Retired Orange Superior Court Judge John J. Ryan, sitting by assignment, denied the request. Mattison then filed a petition for habeas relief in the Court of Appeal in March.

Friday’s opinion denies the petition. Raphael said:

“The statute indicates that the Legislature did not intend for the sentence to be recalled or for a resentencing to occur because it refers to neither of those things. Section 1465.9(d) simply declares the fine unenforceable after 10 years and the portion of the judgment imposing it vacated….Not only does it not refer to recall or resentencing, but the statute conspicuously does not order the entire sentence vacated, only the ‘portion’ of the judgment that imposes the fine.”

Correction to Sentence

Saying that “not every correction to a sentence means a recall of the sentence,” he noted that “[w]hen a trial court corrects an abstract of judgment to conform to the judgment, the sentence is not recalled and no resentencing occurs.”

The jurist likened the effect of the expiration of the statutory timeline in §1465.9(d) to a situation in which the abstract of judgment does not accurately reflect the fines imposed, and opined:

“The statute alters a fine but does not address a defendant’s custody time.

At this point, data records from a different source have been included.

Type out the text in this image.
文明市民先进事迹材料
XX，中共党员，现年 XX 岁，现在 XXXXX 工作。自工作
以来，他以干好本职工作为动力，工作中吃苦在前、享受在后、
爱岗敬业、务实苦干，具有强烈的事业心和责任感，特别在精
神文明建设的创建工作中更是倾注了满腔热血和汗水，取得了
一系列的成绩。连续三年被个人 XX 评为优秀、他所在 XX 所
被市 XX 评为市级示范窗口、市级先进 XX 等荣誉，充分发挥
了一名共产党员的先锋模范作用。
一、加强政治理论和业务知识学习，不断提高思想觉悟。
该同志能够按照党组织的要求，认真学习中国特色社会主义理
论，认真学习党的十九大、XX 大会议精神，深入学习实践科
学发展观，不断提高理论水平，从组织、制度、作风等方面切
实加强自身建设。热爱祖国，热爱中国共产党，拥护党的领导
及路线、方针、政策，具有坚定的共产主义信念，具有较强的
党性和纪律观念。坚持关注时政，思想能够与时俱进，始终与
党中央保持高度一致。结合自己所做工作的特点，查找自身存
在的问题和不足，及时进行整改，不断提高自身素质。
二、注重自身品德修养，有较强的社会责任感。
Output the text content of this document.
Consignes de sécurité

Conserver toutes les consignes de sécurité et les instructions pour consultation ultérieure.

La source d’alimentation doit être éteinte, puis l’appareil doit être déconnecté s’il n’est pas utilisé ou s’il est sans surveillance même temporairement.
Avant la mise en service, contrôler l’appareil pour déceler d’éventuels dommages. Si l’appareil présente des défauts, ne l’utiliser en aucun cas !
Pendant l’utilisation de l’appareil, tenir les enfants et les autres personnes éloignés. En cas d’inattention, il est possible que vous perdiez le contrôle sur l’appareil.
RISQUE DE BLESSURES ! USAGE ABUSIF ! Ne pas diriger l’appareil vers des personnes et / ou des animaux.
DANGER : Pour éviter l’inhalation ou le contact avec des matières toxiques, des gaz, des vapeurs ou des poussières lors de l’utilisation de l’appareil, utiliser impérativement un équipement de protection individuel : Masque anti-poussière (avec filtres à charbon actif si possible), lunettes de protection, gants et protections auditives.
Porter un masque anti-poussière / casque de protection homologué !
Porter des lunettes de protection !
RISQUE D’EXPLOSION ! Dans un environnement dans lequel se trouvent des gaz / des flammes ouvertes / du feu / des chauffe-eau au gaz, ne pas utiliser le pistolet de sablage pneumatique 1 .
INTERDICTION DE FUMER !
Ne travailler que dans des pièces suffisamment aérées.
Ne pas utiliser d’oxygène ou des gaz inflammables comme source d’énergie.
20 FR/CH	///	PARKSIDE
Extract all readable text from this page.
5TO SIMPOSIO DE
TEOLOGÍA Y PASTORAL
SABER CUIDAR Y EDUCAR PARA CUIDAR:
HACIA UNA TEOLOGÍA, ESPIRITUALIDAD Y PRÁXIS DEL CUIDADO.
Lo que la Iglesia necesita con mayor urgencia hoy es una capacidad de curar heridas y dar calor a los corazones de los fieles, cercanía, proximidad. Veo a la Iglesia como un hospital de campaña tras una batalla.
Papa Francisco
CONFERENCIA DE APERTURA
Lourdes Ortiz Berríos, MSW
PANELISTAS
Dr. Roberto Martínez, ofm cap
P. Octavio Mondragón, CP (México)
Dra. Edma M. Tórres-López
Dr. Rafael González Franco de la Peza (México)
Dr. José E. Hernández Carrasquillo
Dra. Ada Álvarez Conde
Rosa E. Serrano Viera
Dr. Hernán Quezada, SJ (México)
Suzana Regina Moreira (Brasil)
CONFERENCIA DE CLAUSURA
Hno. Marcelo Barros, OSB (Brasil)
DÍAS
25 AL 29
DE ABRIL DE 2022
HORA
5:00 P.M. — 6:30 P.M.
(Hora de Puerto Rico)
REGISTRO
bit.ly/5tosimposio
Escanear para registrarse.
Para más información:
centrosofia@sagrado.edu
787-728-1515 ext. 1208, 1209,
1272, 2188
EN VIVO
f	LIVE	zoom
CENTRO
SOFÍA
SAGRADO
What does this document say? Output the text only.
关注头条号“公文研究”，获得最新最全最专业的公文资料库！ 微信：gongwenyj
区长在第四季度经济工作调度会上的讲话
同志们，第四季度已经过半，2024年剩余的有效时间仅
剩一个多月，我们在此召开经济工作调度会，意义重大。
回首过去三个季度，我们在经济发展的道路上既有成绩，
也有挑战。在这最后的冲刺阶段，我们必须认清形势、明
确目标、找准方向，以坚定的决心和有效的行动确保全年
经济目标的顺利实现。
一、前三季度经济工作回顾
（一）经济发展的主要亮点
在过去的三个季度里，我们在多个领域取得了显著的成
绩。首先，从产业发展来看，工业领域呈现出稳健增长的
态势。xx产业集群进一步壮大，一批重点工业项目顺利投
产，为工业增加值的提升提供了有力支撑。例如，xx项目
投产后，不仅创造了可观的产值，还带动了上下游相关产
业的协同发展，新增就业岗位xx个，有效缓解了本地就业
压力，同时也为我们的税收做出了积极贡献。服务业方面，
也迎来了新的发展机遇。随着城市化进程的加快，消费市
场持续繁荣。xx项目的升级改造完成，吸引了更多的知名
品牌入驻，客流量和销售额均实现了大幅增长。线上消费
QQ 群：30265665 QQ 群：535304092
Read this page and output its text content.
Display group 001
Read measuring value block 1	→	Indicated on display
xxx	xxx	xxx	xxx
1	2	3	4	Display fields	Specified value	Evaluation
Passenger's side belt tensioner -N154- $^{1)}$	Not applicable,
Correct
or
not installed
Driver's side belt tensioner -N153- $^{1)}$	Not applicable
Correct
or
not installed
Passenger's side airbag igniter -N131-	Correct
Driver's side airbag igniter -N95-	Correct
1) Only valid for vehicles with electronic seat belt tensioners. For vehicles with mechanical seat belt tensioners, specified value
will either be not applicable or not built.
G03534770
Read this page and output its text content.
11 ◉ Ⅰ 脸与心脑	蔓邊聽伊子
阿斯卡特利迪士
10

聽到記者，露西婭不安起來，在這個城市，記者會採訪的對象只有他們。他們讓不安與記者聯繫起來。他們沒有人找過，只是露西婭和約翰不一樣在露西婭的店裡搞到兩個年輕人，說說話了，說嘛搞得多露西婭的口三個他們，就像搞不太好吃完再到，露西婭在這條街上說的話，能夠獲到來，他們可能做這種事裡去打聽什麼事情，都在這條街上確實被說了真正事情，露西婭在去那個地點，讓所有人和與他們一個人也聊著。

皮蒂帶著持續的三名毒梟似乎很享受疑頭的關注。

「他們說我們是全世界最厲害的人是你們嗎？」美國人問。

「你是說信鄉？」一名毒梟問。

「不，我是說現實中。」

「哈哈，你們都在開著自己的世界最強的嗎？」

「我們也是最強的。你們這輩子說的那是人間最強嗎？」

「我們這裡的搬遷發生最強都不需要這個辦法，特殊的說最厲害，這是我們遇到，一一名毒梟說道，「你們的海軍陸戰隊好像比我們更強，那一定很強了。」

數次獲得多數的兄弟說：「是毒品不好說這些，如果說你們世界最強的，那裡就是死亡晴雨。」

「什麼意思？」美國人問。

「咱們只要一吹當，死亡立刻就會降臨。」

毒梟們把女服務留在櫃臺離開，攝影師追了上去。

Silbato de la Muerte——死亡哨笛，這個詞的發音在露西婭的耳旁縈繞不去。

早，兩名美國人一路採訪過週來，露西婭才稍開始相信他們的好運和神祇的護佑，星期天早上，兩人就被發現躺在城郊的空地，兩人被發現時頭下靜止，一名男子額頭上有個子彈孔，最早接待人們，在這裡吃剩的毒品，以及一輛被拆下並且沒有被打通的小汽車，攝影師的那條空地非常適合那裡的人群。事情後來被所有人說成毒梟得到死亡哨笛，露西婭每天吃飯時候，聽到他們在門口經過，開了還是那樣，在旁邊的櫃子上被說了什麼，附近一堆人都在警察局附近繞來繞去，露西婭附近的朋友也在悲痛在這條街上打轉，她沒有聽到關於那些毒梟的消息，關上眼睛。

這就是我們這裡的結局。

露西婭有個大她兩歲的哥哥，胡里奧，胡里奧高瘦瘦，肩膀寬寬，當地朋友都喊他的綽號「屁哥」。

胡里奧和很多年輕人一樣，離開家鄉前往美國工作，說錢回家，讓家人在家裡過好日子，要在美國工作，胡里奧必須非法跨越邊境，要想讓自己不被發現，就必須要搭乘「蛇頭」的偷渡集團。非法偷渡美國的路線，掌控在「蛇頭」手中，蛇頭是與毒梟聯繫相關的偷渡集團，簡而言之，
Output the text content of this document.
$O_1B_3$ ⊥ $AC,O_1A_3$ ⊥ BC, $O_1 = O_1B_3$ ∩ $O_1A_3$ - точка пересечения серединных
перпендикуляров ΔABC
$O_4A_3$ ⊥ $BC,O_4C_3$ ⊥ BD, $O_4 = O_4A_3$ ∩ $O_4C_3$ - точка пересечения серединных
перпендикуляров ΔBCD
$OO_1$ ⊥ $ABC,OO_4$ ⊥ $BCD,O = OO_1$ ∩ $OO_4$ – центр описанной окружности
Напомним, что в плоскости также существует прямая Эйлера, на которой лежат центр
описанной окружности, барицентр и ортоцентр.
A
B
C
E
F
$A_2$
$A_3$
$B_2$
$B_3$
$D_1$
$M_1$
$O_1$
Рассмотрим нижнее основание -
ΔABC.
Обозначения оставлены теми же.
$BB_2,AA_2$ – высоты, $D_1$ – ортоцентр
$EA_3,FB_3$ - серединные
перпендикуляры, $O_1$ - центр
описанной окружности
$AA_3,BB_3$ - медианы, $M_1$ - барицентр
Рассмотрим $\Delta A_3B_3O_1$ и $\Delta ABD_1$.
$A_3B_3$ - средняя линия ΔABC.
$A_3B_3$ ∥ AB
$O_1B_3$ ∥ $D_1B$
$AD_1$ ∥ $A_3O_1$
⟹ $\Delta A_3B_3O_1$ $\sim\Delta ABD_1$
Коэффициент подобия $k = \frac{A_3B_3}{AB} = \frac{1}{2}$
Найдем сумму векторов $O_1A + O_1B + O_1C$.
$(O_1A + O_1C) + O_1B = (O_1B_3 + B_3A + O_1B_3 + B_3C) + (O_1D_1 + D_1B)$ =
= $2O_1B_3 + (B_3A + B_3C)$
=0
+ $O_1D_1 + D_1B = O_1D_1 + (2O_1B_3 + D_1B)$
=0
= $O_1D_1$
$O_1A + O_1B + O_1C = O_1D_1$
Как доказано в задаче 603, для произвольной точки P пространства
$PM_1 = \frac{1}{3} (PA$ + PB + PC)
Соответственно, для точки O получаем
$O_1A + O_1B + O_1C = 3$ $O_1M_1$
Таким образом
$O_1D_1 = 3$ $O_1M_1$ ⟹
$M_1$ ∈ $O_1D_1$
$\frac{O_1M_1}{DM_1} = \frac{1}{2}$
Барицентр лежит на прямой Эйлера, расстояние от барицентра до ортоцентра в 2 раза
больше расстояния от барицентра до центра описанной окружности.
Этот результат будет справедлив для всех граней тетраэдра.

It thereby involves a portion of the sentence that is normally not interdependent with the imprisonment components. The reason for the full resentencing rule is that in an [aggregate term of imprisonment] the components are often interdependent. Where a fine, rather than a prison term, is eliminated, that reason dissipates.”

He added:

“Moreover, there was no judicial error in the judgment here, nor does the restitution fine statute implicate any discretionary decision that suggests a court might wish to revisit the sentence. The imposition of the restitution fine is mandatory (absent ‘compelling and extraordinary reasons’…), and its elimination at 10 years also so. The portion of the judgment imposing Mattison’s fine was vacated by statute on January 1, 2025. It cannot be collected upon. All that is left, at most, is to correct the abstract of judgment to reflect that vacatur.”

Not Proper Vehicle

Concluding that a habeas petition is not the proper vehicle to seek vacatur of the fine, Raphael remarked:

“Once the new law was effective, Mattison’s restitution fine was vacated as surely as if the trial court judge had ordered it. While other changes in sentencing law might require a judicial determination before a judgment is changed…, this one does not.”

Noting that “nearly every convicted defendant in the state is subject to a restitution fine,” he reasoned that most convicts may opt “to leave the matter alone” if they have already paid the fine in full but declared that “section 1465.9(d) implicitly allows a defendant to file a postjudgment motion in trial court to correct the abstract of judgment to conform to the judgment.”

He said:

“Before us…is a petition for a writ of habeas corpus that was filed after a similar petition in trial court. A habeas petition is unavailable when a defendant has an adequate legal remedy….A motion to correct the abstract of judgment is such a remedy.”

The case is People v. Mattison, E085614.